I never intended for this to unravel the way it did. Even though I sometimes stumble upon some undesired feelings, I do not think of this relationship with bitterness. My feelings for Ben are currently at an all-time high. And, for obvious reasons, I can’t fully express them. 

Social distancing made me realize how much I took physical affection for granted. Which makes sense, in a way. The majority of us were used to it. Fortunately, I’ve been able to focus on the value of verbal affection and emotional intelligence in the meantime.

Ben has treated me in such a way that has encouraged me to morph into a better version of myself. Not just because I feel like he deserves that. But because I deserve it as well. 

I feel lucky for having been able to stumble upon such a wonderful person. Especially during a time where it’s hard to stay hopeful.

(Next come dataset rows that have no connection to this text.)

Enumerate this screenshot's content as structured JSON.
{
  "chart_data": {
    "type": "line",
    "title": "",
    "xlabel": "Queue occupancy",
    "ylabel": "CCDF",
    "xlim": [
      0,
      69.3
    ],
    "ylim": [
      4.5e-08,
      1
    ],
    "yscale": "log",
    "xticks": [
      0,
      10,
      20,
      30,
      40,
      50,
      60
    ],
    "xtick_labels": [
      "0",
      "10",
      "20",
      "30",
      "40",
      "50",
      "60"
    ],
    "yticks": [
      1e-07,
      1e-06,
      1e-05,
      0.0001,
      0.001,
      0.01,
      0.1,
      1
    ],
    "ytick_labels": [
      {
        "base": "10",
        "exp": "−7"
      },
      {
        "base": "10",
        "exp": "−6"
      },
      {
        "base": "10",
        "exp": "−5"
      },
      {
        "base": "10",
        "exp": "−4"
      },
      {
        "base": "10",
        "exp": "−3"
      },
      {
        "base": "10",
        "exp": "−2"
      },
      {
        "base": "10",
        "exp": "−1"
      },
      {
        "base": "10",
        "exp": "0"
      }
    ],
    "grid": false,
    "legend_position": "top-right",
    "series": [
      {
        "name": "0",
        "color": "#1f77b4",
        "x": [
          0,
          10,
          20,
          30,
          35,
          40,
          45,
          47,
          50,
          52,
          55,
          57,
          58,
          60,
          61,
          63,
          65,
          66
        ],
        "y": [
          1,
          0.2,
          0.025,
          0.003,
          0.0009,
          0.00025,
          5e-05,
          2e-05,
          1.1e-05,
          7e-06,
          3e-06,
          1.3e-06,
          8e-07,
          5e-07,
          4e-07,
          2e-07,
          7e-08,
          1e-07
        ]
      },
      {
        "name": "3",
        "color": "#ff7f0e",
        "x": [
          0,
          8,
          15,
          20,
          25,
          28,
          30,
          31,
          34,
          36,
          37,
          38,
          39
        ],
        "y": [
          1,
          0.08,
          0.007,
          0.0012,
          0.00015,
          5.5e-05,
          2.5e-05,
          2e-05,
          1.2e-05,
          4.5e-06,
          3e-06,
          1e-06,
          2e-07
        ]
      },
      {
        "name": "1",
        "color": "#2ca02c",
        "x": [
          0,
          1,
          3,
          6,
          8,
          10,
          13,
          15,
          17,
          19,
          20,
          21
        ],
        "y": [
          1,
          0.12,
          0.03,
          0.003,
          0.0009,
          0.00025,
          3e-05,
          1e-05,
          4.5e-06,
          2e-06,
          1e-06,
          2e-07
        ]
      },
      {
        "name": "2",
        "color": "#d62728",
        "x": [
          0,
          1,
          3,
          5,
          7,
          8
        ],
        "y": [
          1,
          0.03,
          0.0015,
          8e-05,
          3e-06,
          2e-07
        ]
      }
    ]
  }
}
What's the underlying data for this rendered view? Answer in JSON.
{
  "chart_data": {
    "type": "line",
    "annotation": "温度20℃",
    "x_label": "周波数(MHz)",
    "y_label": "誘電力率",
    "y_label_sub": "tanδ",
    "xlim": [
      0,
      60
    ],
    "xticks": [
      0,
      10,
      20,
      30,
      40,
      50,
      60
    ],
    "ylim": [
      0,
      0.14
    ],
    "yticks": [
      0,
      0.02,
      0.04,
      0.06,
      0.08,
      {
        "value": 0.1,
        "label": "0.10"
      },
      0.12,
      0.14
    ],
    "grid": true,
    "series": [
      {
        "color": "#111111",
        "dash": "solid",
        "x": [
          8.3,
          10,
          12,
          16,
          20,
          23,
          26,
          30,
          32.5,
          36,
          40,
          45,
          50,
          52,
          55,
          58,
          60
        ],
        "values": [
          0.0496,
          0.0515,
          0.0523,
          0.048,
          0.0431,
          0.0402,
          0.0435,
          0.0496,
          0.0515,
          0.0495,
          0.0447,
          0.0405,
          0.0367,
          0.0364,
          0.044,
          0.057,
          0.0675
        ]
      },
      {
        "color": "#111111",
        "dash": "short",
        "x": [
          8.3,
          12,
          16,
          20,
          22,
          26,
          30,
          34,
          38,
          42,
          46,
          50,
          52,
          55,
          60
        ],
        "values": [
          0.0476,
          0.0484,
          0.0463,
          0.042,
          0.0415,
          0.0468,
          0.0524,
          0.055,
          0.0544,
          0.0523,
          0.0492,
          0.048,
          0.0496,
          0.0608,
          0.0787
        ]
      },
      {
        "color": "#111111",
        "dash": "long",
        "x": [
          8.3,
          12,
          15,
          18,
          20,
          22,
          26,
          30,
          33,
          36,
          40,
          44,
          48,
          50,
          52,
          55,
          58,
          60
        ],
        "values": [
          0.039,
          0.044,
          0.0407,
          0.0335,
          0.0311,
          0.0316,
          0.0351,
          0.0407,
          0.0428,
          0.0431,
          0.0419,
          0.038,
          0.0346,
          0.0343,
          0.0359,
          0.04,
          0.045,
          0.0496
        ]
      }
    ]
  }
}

So to answer my previous question, Ben is that special. I’m eternally grateful for the amount of effort he’s put into making me feel appreciated. Whether that is through an impromptu phone-call, or being asked if I can pause my version of Forget Paris because his buffered. 

The situation I’m currently in is difficult but never bothersome. Ben and I have both been in long-distance relationships before, so it’s not like this is new to us. I know I’ll eventually meet him, and kiss him, and talk to him in person, and it will feel like a movie. But for now, all we can do is wait – and I’m more than OK with that.